追記。映画「イレイザーヘッド」を再見してようやく思い出したんですが、「進化した腕」にいちばん近いものは同映画に登場する「枯れ木(?)」ですね。葉のない枝だけの木。「イレイザーヘッド」には、小さいものが主人公ヘンリーのベッドのサイドテーブルの上に盛り土とともに置かれ、大きいものがヘンリーの首が落ちる(そして消しゴムになる)シーンのステージの上に出現しています。

1977年の長編デビュー作から、リンチがずっと変わらずに持っているイメージである、ということになります。

 

ダギー・ジョーンズがダーリャに見せるトランプのカードには、真っ黒なのっぺらぼうの顔に悪魔のようなツノ? 触覚?がついたものが描かれていました。そして、何かで引っ掻いたような傷がつけられていました。これはどうやら第1章でニューヨークに出現してサムとトレイシーを殺した「エクスペリメント・モデル」らしいのですが、果たして…?

 

ダギーが見せたカード。「俺はこいつが欲しいんだ」

 

第8章より、エクスペリメントの頭部。触覚?がある。

 

ダギーはフィリップ・ジェフリーズと連絡を取り合っているようです。フィリップ・ジェフリーズは映画版に登場した、失踪して行方不明の元FBI捜査官。デヴィッド・ボウイが演じていました。

 

ダーリャを殺した後でダギーが会いに行くシャンタルは、ジェニファー・ジェイソン・リーが演じています。

 

旧シリーズで死んだローラの父リーランドが、ブラックロッジの住人として一瞬だけ登場します。
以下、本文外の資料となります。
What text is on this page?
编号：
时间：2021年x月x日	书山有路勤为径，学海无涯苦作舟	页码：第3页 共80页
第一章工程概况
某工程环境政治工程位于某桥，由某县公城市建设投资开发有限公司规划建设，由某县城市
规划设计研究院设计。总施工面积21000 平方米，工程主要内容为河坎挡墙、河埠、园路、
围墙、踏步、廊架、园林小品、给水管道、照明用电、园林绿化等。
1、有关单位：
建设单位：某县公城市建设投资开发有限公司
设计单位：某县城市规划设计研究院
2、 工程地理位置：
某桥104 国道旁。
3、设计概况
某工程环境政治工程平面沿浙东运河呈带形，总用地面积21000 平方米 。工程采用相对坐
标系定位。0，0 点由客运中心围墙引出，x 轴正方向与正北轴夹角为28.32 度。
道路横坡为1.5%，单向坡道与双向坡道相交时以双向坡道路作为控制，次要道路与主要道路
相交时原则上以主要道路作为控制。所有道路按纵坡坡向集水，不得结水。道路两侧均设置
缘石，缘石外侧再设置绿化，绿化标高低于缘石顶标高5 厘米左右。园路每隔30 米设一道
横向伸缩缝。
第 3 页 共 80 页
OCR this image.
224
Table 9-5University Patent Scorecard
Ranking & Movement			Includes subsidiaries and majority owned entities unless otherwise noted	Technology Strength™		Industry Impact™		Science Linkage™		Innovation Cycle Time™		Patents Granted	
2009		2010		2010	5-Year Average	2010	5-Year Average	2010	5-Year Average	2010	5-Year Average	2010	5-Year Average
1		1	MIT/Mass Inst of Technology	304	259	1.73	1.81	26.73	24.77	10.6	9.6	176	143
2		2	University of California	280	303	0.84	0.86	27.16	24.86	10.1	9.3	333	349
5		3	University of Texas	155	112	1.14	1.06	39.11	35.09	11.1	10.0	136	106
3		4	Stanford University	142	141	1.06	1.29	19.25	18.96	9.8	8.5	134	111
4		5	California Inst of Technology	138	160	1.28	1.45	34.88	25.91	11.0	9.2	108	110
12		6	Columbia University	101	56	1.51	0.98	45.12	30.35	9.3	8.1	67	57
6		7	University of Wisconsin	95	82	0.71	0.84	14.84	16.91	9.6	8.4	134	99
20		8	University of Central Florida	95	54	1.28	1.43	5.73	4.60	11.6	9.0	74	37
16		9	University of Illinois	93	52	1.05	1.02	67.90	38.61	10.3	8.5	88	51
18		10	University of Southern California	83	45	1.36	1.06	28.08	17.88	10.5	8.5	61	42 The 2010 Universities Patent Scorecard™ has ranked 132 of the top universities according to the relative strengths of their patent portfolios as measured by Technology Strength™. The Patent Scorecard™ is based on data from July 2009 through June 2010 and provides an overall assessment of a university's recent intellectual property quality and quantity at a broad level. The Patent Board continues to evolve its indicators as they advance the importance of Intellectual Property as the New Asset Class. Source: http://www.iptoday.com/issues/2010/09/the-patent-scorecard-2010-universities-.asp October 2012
それと呼応するかのように、ツインピークスで孤独に暮らしているらしいセーラも一瞬だけ登場しています。

 

いよいよクーパーとダギー・ジョーンズの入れ替わりの時が来た…ようですが、フィリップ・ジェラードは「何かがおかしい」と感じています。進化した腕は「我がドッペルゲンガー」と言っています。ダギーがクーパーのドッペルゲンガーである…という単純な意味なのか、あるいはボブが腕の(小人の)ドッペルゲンガーであると言っているのかは不明です。

直後に「存在しない!」と叫ぶのは、次回に登場しクーパーが入れ替わってしまうダミーのダギー・ジョーンズの中にボブが存在しないという意味でしょうか。

 

ニューヨーク上空に現れたクーパーはガラスケースの中に吸い込まれます。この実験装置は、異世界から来るものを吸い込む働きがあるということかもしれません。

 

ロードハウスで演奏するクロマティックス(Chromatics)は2001年にオレゴン州ポートランドで結成されたシンセ・ポップ・バンド。ヴォーカル/ギター/シンセのルース・ラデレットを中心とする4人組。

第12章で再登場します。

 

シェリーが登場。クレジットではシェリーとだけしか表記されていないので、シェリー・ジョンソンなのかシェリー・ブリッグスなのか、はたまたどちらでもないのかはわかりません。ただ、娘はいるようです。

ジェームズも登場。旧シリーズではシェリーとジェームズはほとんど接点がなかったので、シェリーがジェームズをかっこいいと言うのは意外な感じ。

ジェームズが惚れている様子のレネーがのちに再登場する他、ジェームズと一緒にいるフレディー、シェリーに撃ち抜くポーズを見せるレッドも、今後重要になってくるキャラです。さりげなく、後につながるシーンであると言えます。